Cette chanson est pour elle. C’est comme un message pour elle.

 

Pour votre album, j’ai vu que vous aviez signé chez Heavenly Recordings qui est un label anglais. Comment les avez-vous rencontrés ? Vous n’aviez pas envie de signer avec un label espagnol ?

On n’a eu aucune offre de labels espagnols. Et c’est vrai.
On a quelques amis qui ont des labels indés, de très petits, et on aimerait toujours faire des trucs avec eux mais il y avait des gens en dehors de l’Espagne qui voulaient sortir notre album. Les gars d’Heavenly voulaient vraiment le faire, ils aimaient vraiment beaucoup nos chansons et voulaient que l’on fasse partie de leur famille. Donc on a juste décidé de faire ça avec eux. C’était les plus sympas, et ils aiment beaucoup faire la fête. Et c’est important quand tu commences à travailler avec des gens de sentir que tu peux avoir confiance et que tu peux devenir ami avec eux.

 

The Parrots : Interview avec Diego Garcia
© Miqui Brightside

 

Quand j’ai écouté votre musique pour la première fois, j’ai pensé que les Parrots étaient les enfants des Clash, des Strokes et des Beach Boys.

C’est bien ! Et j’aimerais que ce soit vrai car nous serions riches (rires). Non, c’est bien parce que ce sont trois des groupes qui nous ont vraiment influencés. On aimait beaucoup les écouter. J’imagine que c’est vraiment bien. Pour la plupart des gens de notre génération The Strokes étaient quelque chose de très gros quand ils sont arrivés. On se disait vraiment « Putain, le Rock n’Roll est de retour ».
C’était il y a longtemps. J’avais 12 ou 10 ans. J’écoutais beaucoup de groupes de rock et quelqu’un est venu vers moi et m’a donné deux CD. C’est mon oncle. Il m’a donné le premier album des Strokes et le premier album des White Stripes.
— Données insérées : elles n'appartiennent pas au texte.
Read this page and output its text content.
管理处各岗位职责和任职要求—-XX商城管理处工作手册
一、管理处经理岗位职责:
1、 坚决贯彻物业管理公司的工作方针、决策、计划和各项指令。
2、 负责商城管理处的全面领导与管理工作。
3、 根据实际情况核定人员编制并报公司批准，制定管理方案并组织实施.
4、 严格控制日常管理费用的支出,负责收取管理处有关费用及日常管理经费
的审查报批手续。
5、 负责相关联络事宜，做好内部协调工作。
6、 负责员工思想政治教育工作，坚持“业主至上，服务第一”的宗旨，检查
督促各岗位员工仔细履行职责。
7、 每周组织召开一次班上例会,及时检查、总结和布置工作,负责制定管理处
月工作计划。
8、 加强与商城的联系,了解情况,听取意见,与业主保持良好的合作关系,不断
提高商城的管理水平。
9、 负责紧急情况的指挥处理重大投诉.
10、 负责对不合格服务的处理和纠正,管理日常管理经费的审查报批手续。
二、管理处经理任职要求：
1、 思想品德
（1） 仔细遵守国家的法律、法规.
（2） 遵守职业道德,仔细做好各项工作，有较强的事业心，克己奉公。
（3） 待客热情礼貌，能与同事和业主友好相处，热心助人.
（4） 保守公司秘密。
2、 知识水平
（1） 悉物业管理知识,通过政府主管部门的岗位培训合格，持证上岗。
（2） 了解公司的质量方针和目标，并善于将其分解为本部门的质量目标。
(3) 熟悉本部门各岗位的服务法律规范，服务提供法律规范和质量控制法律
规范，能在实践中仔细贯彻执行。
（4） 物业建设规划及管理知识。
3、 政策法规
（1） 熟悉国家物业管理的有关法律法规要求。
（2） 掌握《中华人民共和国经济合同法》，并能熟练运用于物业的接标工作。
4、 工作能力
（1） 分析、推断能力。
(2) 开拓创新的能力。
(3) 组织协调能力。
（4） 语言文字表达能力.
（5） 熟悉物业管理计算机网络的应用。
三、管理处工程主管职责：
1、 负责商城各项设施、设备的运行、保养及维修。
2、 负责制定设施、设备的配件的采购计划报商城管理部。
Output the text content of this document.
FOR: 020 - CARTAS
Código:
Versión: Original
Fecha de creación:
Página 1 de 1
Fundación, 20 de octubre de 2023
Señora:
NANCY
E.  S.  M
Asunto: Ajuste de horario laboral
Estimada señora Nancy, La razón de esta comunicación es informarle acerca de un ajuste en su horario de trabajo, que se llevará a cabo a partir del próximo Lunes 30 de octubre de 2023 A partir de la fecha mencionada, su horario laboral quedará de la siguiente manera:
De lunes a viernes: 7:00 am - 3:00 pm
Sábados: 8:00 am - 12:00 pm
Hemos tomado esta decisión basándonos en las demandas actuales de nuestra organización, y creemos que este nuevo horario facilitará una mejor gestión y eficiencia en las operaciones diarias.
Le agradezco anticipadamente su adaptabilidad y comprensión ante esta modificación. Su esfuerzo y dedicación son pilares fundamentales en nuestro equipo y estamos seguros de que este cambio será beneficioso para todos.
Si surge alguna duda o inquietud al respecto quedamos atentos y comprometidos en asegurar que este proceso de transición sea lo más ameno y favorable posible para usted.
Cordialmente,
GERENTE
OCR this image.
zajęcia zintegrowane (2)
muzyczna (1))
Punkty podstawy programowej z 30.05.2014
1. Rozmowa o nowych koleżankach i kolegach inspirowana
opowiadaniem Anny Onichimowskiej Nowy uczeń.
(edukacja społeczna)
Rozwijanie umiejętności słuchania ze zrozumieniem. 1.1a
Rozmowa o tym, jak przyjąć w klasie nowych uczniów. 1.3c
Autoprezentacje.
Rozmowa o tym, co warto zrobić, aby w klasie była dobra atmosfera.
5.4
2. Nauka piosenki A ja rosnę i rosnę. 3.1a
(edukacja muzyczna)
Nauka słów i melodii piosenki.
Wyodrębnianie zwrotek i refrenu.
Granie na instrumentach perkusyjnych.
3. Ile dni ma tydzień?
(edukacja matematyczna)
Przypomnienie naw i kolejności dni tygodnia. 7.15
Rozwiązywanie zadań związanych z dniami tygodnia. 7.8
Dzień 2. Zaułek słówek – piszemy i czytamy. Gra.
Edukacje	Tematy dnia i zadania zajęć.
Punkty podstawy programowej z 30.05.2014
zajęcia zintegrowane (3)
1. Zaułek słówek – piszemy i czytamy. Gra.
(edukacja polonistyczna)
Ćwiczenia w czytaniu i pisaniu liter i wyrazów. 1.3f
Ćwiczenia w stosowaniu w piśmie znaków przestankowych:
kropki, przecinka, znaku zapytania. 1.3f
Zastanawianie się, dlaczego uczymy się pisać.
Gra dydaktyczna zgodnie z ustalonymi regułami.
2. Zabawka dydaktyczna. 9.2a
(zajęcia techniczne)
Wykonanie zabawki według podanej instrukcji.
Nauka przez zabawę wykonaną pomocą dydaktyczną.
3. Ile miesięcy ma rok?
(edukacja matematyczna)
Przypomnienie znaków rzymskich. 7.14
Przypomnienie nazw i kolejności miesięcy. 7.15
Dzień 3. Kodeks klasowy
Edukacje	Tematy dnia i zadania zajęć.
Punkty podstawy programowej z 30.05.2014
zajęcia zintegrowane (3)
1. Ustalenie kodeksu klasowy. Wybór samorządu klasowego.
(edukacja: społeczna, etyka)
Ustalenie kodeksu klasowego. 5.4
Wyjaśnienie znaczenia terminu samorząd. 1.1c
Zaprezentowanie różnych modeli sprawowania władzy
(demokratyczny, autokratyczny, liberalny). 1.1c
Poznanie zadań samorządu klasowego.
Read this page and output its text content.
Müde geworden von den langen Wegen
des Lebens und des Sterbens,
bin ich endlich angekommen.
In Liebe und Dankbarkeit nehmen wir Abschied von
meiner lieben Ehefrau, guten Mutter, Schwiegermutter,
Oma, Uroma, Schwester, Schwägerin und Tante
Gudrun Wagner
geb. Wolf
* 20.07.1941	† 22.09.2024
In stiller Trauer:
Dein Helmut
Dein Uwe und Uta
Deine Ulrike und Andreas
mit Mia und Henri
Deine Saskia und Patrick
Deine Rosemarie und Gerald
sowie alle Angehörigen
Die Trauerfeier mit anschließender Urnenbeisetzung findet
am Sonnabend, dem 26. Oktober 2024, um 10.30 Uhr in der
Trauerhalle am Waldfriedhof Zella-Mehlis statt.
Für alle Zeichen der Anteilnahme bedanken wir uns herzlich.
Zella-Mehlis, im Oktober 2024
Je me disait « Putain ! J’arrive pas à le croire, c’est les seules personnes qui font ça maintenant, qui ne sonnent pas vieux ». La musique semblait actuelle et ça ça encourage vraiment à faire de la musique.
Donc merci, ce sont des très bons groupes.

 

Et on a entendu que vous écoutiez soit du hip hop, soit du rock n’roll.

Oui, on adore le hip hop ! J’adore le hip hop qui vient de France, qui est très bon. Il y a Oxmo Puccino, Mafia K-1 Fry, Kery James…

 

Mais on n’entend pas le hip hop dans vos chansons …

Hmm, on adore la musique. Je pense que les gens qui font de la musique sont des gens qui adorent la musique. Donc pourquoi être fermé sur les genres ? On pourrait aussi faire du hip hop.
On sent que le hip hop nous influence, mais toute la musique que l’on écoute nous influence d’une certaine manière. Mais… Je ne sais pas si vous voyez ce que je veux dire, mais c’est comme tout. Les films que l’on aime nous influence, l’art que l’on aime nous influence … Tout, tout ça fait ce que tu es, j’imagine.
Et peut-être que ce n’est pas à la surface mais c’est là. Je ne sais pas, j’aime toute la musique qui est bonne, que je trouve bonne. Donc je pense que ça veut vraiment dire quelque chose sur ce que l’on fait, je ne sais pas.

 

Le top trois des Parrots ?

« Je ne sais pas, c’est très difficile » (dit Diego dans un accent français). Jacques Ductronc, Michel Polnareff, Nino Ferrer.